House Democratic leaders are debating whether to enforce a party-wide ban against all earmarks for a year, the Capitol Hill newspaper Roll Call reported on Monday.

Nancy Pelosi introduced the idea last Tuesday.  Roll Call reported that her plan is to use the measure to help the Democratic Party “regain ethical high ground” and “outflank” Republicans, who have remained divided in recent years on whether to ban earmarks in their own party.

Leaders involved in the discussion have decided to explore the idea further with Appropriations Chairman David Obey (D-Wis.).  But they expect the ban will meet heavy resistance from the dirty, dark corners of the Democratic Caucus who love earmarks and are oblivious to their party’s stereotype.

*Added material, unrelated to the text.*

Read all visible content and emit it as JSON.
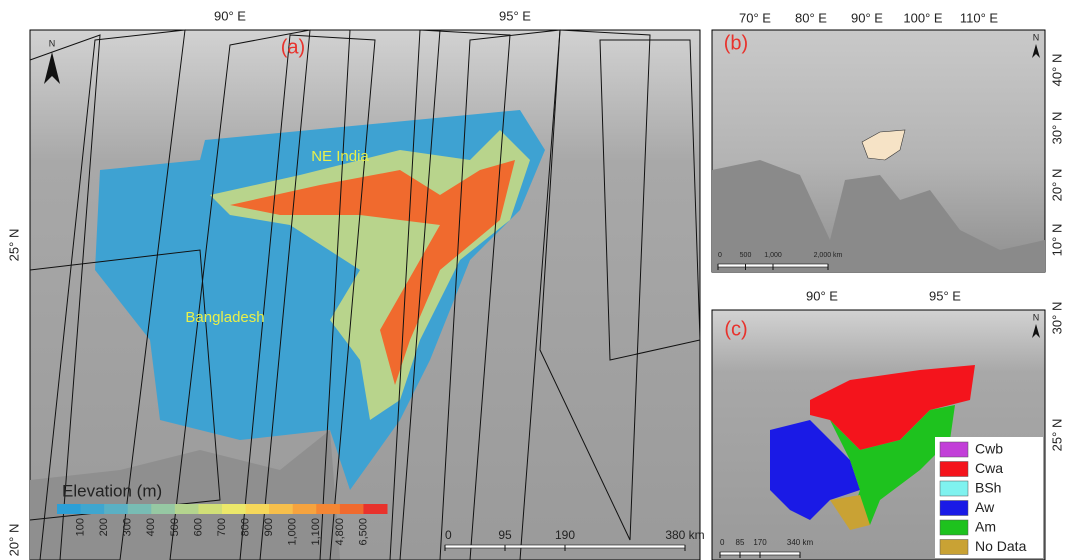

Senators from both parties immediately jumped on board with the proposal.  Moments after the meeting,  Sen. Jim DeMint (R-S.C.) said he “would try to force a Senate vote on a one-year earmark ban.”

“Nancy Pelosi and I don’t agree on many things,” he said in a statement, “but if she’s willing to take a stand for taxpayers, I’ll work with her to put an end to the earmark favor factory.”

Sen. Russ Feingold (D-Wisc.) also released a letter that endorsed the idea:

“I strongly endorse that effort, and urge you both to push for an end to this abusive practice in your respective caucuses,” Feingold wrote.  “Unauthorized congressional earmarks continue to be a serious problem. For all the lip service Congress pays to this issue, there are still thousands of earmarked spending provisions enacted every year.”

He went on to explain that $50 billion of taxpayer money (or IOU’s) went to earmarks during Fiscal Year 2004; $7 billion went to earmarks in 2009; and $3.7 billion has been spent on earmarks, so far this year.

“Earmarking pet projects in appropriations bills continues only because it has bipartisan support. Once it loses bipartisan support, the abusive practice will end,” he wrote.  “I hope the two Democratic Caucuses will take the lead in putting an end to unauthorized earmarked spending in appropriations bills.”